Persistence of rabies antibody 3 years after postexposure prophylaxis with 2-1-1 regimen of Vero-cell rabies vaccine for human use and antibody response to two booster doses / 中华疾病控制杂志

Objective To evaluate the antibody persistence following rabies postexposure prophylaxis (PEP) with 2-1-1 regimen and antibody response to two booster doses. Methods A total of 314 healthy volunteers at year 1, year 2, year 3 who had received a complete rabies PEP using 2-1-1 regimen were recruited. Two booster doses of rabies vaccine were inoculated, and blood samples were obtained before and 14 days after two booster doses. Human rabies virus IgG antibody was evaluated by ELISA, and the antibody levels and antibody positive rates were analyzed.
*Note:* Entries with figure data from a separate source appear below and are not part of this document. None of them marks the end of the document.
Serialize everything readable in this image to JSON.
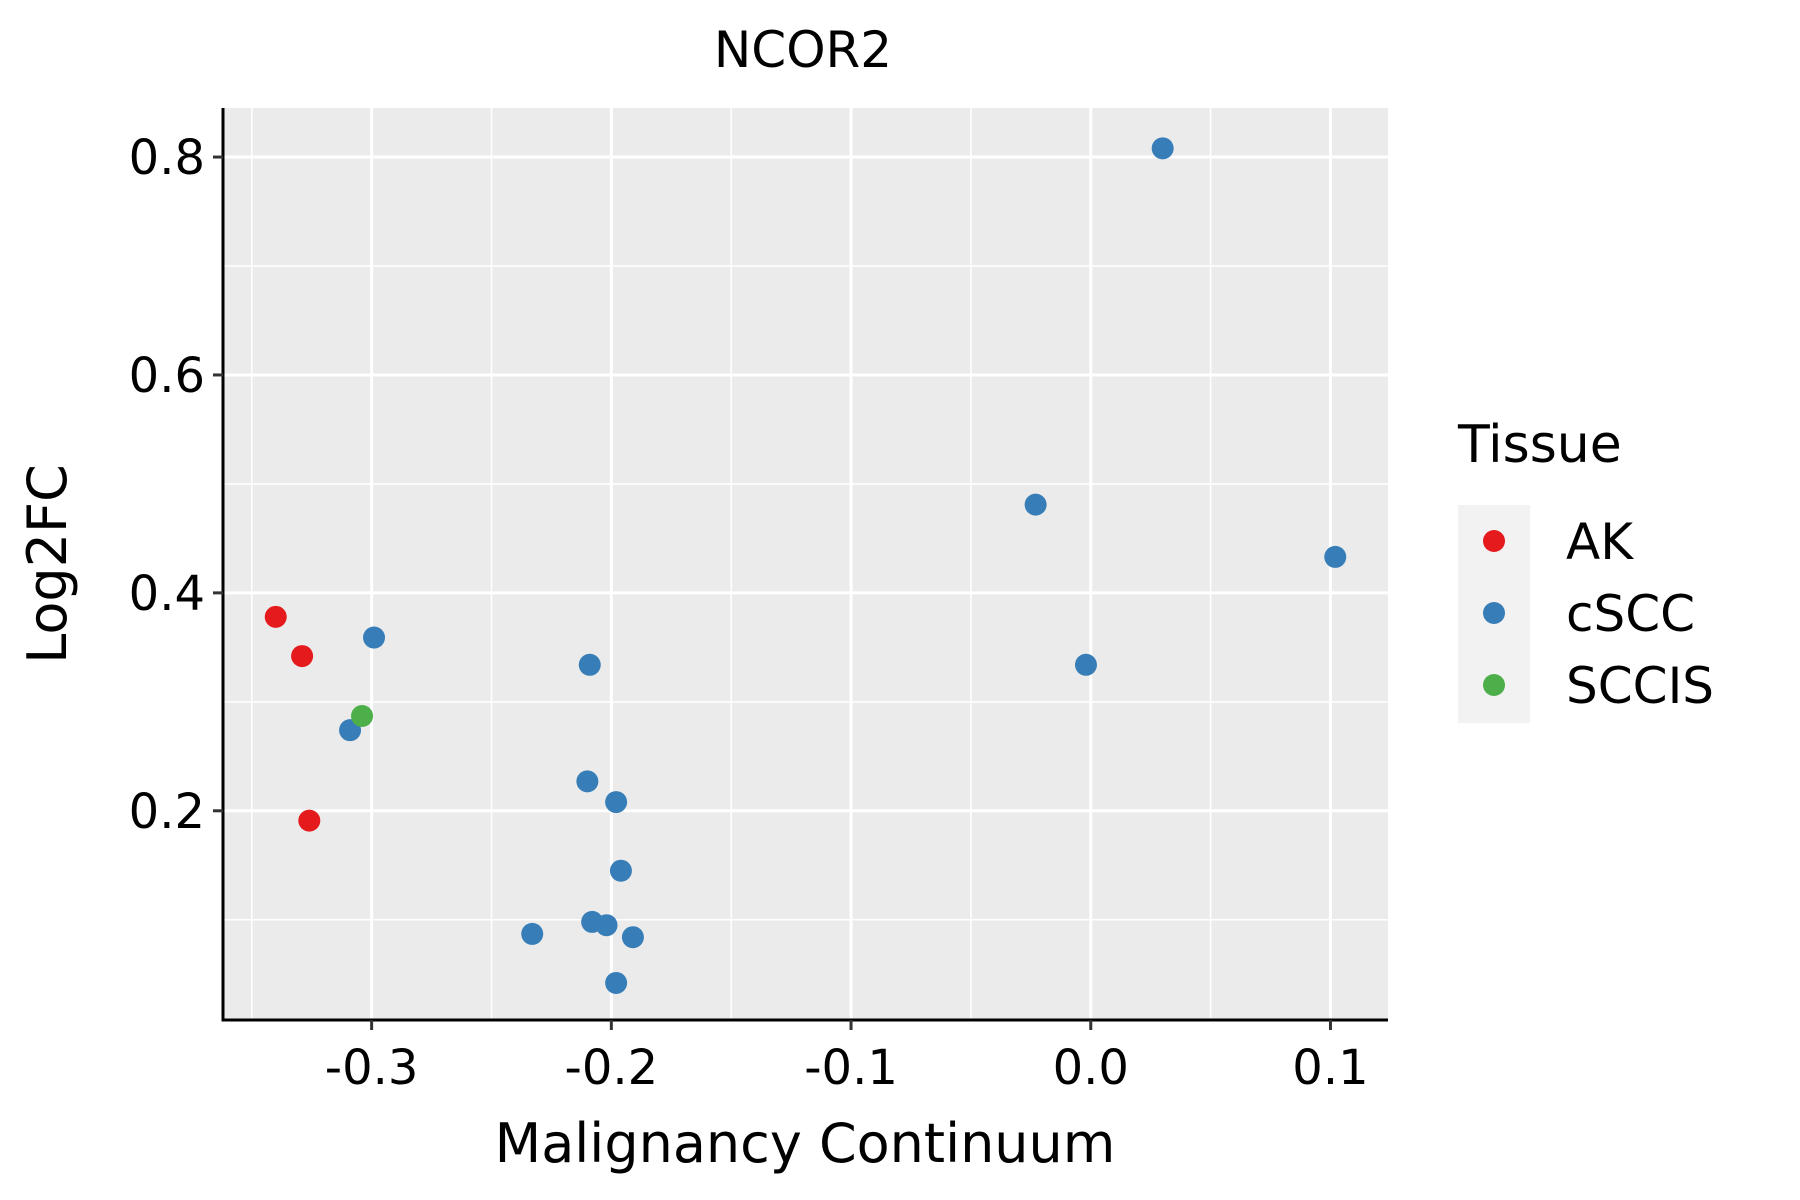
{
  "chart_data": {
    "type": "scatter",
    "title": "NCOR2",
    "xlabel": "Malignancy Continuum",
    "ylabel": "Log2FC",
    "xlim": [
      -0.362,
      0.124
    ],
    "ylim": [
      0.008,
      0.845
    ],
    "x_ticks": [
      -0.3,
      -0.2,
      -0.1,
      0.0,
      0.1
    ],
    "x_tick_labels": [
      "-0.3",
      "-0.2",
      "-0.1",
      "0.0",
      "0.1"
    ],
    "y_ticks": [
      0.2,
      0.4,
      0.6,
      0.8
    ],
    "y_tick_labels": [
      "0.2",
      "0.4",
      "0.6",
      "0.8"
    ],
    "grid": true,
    "legend": {
      "title": "Tissue",
      "position": "right"
    },
    "series": [
      {
        "name": "AK",
        "color": "#E41A1C",
        "points": [
          {
            "x": -0.34,
            "y": 0.378
          },
          {
            "x": -0.329,
            "y": 0.342
          },
          {
            "x": -0.326,
            "y": 0.191
          }
        ]
      },
      {
        "name": "cSCC",
        "color": "#377EB8",
        "points": [
          {
            "x": 0.03,
            "y": 0.808
          },
          {
            "x": -0.023,
            "y": 0.481
          },
          {
            "x": 0.102,
            "y": 0.433
          },
          {
            "x": -0.002,
            "y": 0.334
          },
          {
            "x": -0.299,
            "y": 0.359
          },
          {
            "x": -0.209,
            "y": 0.334
          },
          {
            "x": -0.309,
            "y": 0.274
          },
          {
            "x": -0.21,
            "y": 0.227
          },
          {
            "x": -0.198,
            "y": 0.208
          },
          {
            "x": -0.196,
            "y": 0.145
          },
          {
            "x": -0.208,
            "y": 0.098
          },
          {
            "x": -0.202,
            "y": 0.095
          },
          {
            "x": -0.233,
            "y": 0.087
          },
          {
            "x": -0.191,
            "y": 0.084
          },
          {
            "x": -0.198,
            "y": 0.042
          }
        ]
      },
      {
        "name": "SCCIS",
        "color": "#4DAF4A",
        "points": [
          {
            "x": -0.304,
            "y": 0.287
          }
        ]
      }
    ]
  }
}
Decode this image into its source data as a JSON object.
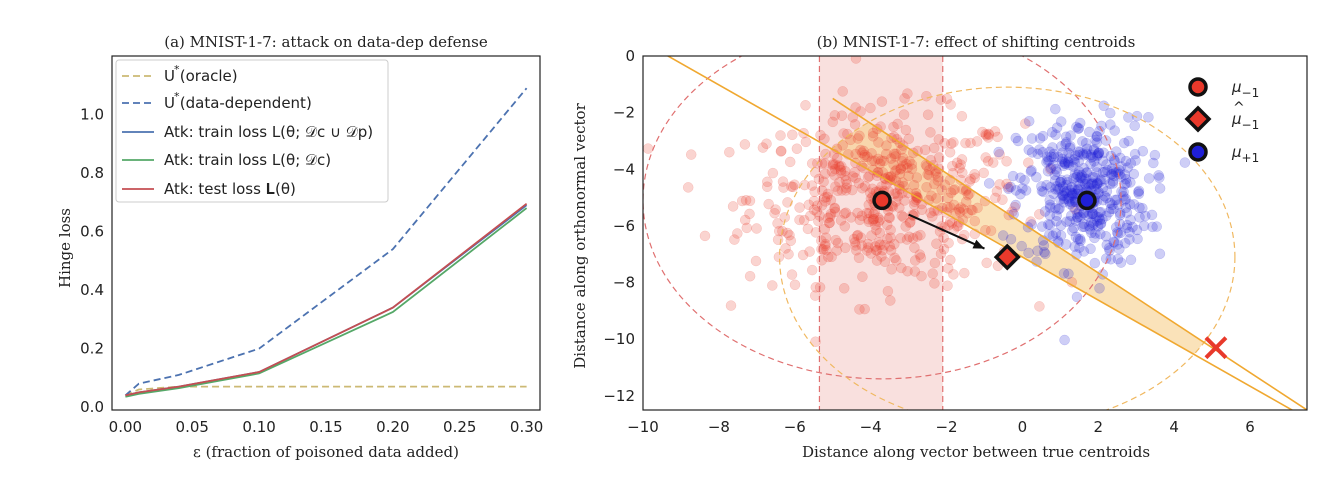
{
  "chart_data": [
    {
      "type": "line",
      "title": "(a) MNIST-1-7: attack on data-dep defense",
      "xlabel": "ε (fraction of poisoned data added)",
      "ylabel": "Hinge loss",
      "xlim": [
        -0.01,
        0.31
      ],
      "ylim": [
        -0.01,
        1.2
      ],
      "xticks": [
        "0.00",
        "0.05",
        "0.10",
        "0.15",
        "0.20",
        "0.25",
        "0.30"
      ],
      "yticks": [
        "0.0",
        "0.2",
        "0.4",
        "0.6",
        "0.8",
        "1.0"
      ],
      "grid": false,
      "legend_position": "top-left",
      "series": [
        {
          "name": "U* (oracle)",
          "legend": "U (oracle)",
          "color": "#ccb974",
          "dash": true,
          "x": [
            0.0,
            0.01,
            0.04,
            0.1,
            0.2,
            0.3
          ],
          "y": [
            0.04,
            0.06,
            0.07,
            0.07,
            0.07,
            0.07
          ]
        },
        {
          "name": "U* (data-dependent)",
          "legend": "U (data-dependent)",
          "color": "#4c72b0",
          "dash": true,
          "x": [
            0.0,
            0.01,
            0.04,
            0.1,
            0.2,
            0.3
          ],
          "y": [
            0.04,
            0.08,
            0.11,
            0.2,
            0.54,
            1.09
          ]
        },
        {
          "name": "Atk: train loss L(θ̂; Dc ∪ Dp)",
          "legend": "Atk: train loss L(θ; 𝒟c ∪ 𝒟p)",
          "color": "#4c72b0",
          "dash": false,
          "x": [
            0.0,
            0.01,
            0.04,
            0.1,
            0.2,
            0.3
          ],
          "y": [
            0.04,
            0.05,
            0.07,
            0.12,
            0.34,
            0.69
          ]
        },
        {
          "name": "Atk: train loss L(θ̂; Dc)",
          "legend": "Atk: train loss L(θ; 𝒟c)",
          "color": "#55a868",
          "dash": false,
          "x": [
            0.0,
            0.01,
            0.04,
            0.1,
            0.2,
            0.3
          ],
          "y": [
            0.035,
            0.045,
            0.065,
            0.115,
            0.325,
            0.68
          ]
        },
        {
          "name": "Atk: test loss L(θ̂)",
          "legend": "Atk: test loss 𝐋(θ)",
          "color": "#c44e52",
          "dash": false,
          "x": [
            0.0,
            0.01,
            0.04,
            0.1,
            0.2,
            0.3
          ],
          "y": [
            0.04,
            0.05,
            0.07,
            0.12,
            0.34,
            0.695
          ]
        }
      ]
    },
    {
      "type": "scatter",
      "title": "(b) MNIST-1-7: effect of shifting centroids",
      "xlabel": "Distance along vector between true centroids",
      "ylabel": "Distance along orthonormal vector",
      "xlim": [
        -10,
        7.5
      ],
      "ylim": [
        -12.5,
        0
      ],
      "xticks": [
        "−10",
        "−8",
        "−6",
        "−4",
        "−2",
        "0",
        "2",
        "4",
        "6"
      ],
      "yticks": [
        "0",
        "−2",
        "−4",
        "−6",
        "−8",
        "−10",
        "−12"
      ],
      "grid": false,
      "legend_position": "top-right",
      "legend": [
        {
          "label": "μ−1",
          "sym": "μ",
          "sub": "−1",
          "marker": "circle",
          "color": "#e8392b"
        },
        {
          "label": "μ̂−1",
          "sym": "μ",
          "sub": "−1",
          "marker": "diamond",
          "color": "#e8392b"
        },
        {
          "label": "μ+1",
          "sym": "μ",
          "sub": "+1",
          "marker": "circle",
          "color": "#1f1fd6"
        }
      ],
      "centroids": {
        "mu_neg": {
          "x": -3.7,
          "y": -5.1,
          "color": "#e8392b"
        },
        "mu_hat_neg": {
          "x": -0.4,
          "y": -7.1,
          "color": "#e8392b"
        },
        "mu_pos": {
          "x": 1.7,
          "y": -5.1,
          "color": "#1f1fd6"
        }
      },
      "arrow": {
        "from": [
          -3.0,
          -5.6
        ],
        "to": [
          -1.0,
          -6.8
        ]
      },
      "x_marker": {
        "x": 5.1,
        "y": -10.3,
        "color": "#e8392b"
      },
      "vertical_lines": [
        -5.35,
        -2.1
      ],
      "red_circle": {
        "cx": -3.7,
        "cy": -5.1,
        "r": 6.3
      },
      "orange_circle": {
        "cx": -0.4,
        "cy": -7.1,
        "r": 6.0
      },
      "slab": {
        "line_a": [
          [
            -10,
            0.5
          ],
          [
            7.5,
            -12.8
          ]
        ],
        "line_b": [
          [
            -5.0,
            -1.5
          ],
          [
            7.5,
            -12.5
          ]
        ]
      },
      "clusters": [
        {
          "name": "red",
          "color": "#e8392b",
          "cx": -3.6,
          "cy": -5.0,
          "sx": 1.8,
          "sy": 1.5,
          "n": 520
        },
        {
          "name": "blue",
          "color": "#1f1fd6",
          "cx": 1.6,
          "cy": -4.8,
          "sx": 0.85,
          "sy": 1.3,
          "n": 420
        }
      ]
    }
  ]
}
Results The antibody GMC of 303 people at year 1, year 2, year 3 after a complete immunization was 1.33 IU/mL, 1.04 IU/mL and 0.72 IU/mL, with an antibody positive rate of 77.78%, 66.67% and 55.56%, respectively. Among 282 people who received 2 doses for booster immunization, the antibody GMC at day 14 of 1 year, 2 year and 3 year immunization group was 16.83 IU/mL, 19.37 IU/mL and 21.05 IU/mL respectively, which was higher than that before booster immunization (t=16.54, P<0.001; t=13.85, P<0.001; t=16.02, P<0.001). The antibody positive rate was 100.00%, 99.00% and 100.00%, respectively. Conclusions The immune persistence of rabies antibody after PEP with antirabies vaccine using the 2-1-1 regimen is good so as to the immune response after 2 doses of booster immunization in 3 years is effective.